Younger drivers more likely to drink and drive
People under the age of 25 are more likely than older motorists to drive under the influence, new figures from the Association of Chief Police Officers have shown.
National statistics for the December 2014 anti-drink and drug driving campaign showed that 133,996 breath tests were carried out, with 5,885 drivers, or 4.4 per cent, failing.
However, among under-25s tested, there was a failure rate of 6.3 per cent. Among over-25s, the failure rate was 3.9 per cent.

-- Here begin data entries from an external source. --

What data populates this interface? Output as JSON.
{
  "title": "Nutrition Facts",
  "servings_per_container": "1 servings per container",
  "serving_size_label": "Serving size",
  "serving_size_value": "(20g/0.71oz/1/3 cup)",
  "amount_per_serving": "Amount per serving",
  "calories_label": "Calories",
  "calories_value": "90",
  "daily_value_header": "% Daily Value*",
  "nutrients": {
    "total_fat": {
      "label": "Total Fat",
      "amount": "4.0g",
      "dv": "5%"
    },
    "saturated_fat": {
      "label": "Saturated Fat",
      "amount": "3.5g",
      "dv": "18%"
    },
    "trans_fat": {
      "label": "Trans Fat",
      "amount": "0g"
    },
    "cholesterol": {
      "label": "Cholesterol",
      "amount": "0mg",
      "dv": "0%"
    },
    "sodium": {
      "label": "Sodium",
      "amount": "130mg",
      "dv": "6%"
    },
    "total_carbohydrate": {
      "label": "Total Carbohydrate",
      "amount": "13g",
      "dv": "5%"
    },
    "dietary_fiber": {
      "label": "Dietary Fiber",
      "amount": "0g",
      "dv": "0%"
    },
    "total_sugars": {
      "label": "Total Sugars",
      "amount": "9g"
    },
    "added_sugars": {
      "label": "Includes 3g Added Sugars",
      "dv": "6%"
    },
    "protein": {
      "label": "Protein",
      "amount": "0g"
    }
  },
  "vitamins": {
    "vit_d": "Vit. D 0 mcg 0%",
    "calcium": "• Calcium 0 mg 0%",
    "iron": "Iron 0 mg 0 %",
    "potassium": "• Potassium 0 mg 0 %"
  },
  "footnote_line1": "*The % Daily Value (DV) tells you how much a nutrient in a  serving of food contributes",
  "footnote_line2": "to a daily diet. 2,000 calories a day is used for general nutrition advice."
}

Chief Constable Suzette Davenport, the UK’s national lead for roads policing, said on 20 January: “Younger drivers…are, unsurprisingly, more likely to take risks, but our message is very simple and very clear – you are breaking the law, you are risking your life and the lives of those around you and the consequences of doing so will plague you for the rest of your life.
“Do not drive under the influence – it is not worth the risk and you will be caught. That message is not just for younger drivers, though – it is for all those who get behind the wheel.”
Kevin Clinton, head of road safety at the Royal Society for the Prevention of Accidents, said the number of young people driving under the influence was “worrying”.
Meanwhile, a new offence of driving with certain controlled drugs, including some prescription drugs, above specified limits will come into force on 2 March 2015.
The drugs include eight illegal substances and eight medicines, the limits for most of which are above the normal dose.
The Department for Transport said that people able to drive safely would have a medical defence if they took a medicine included in the new offence and were above the specified limit but followed the advice of either a healthcare professional or printed in a leaflet accompanying their medication.
Medicinal drugs affected include Clonazepam, Diazepam, Flunitrazepam, Lorazepam, Oxazepam and Temazepam. The department said it estimated that around 19 million prescriptions a year were issued for those included in the new offence.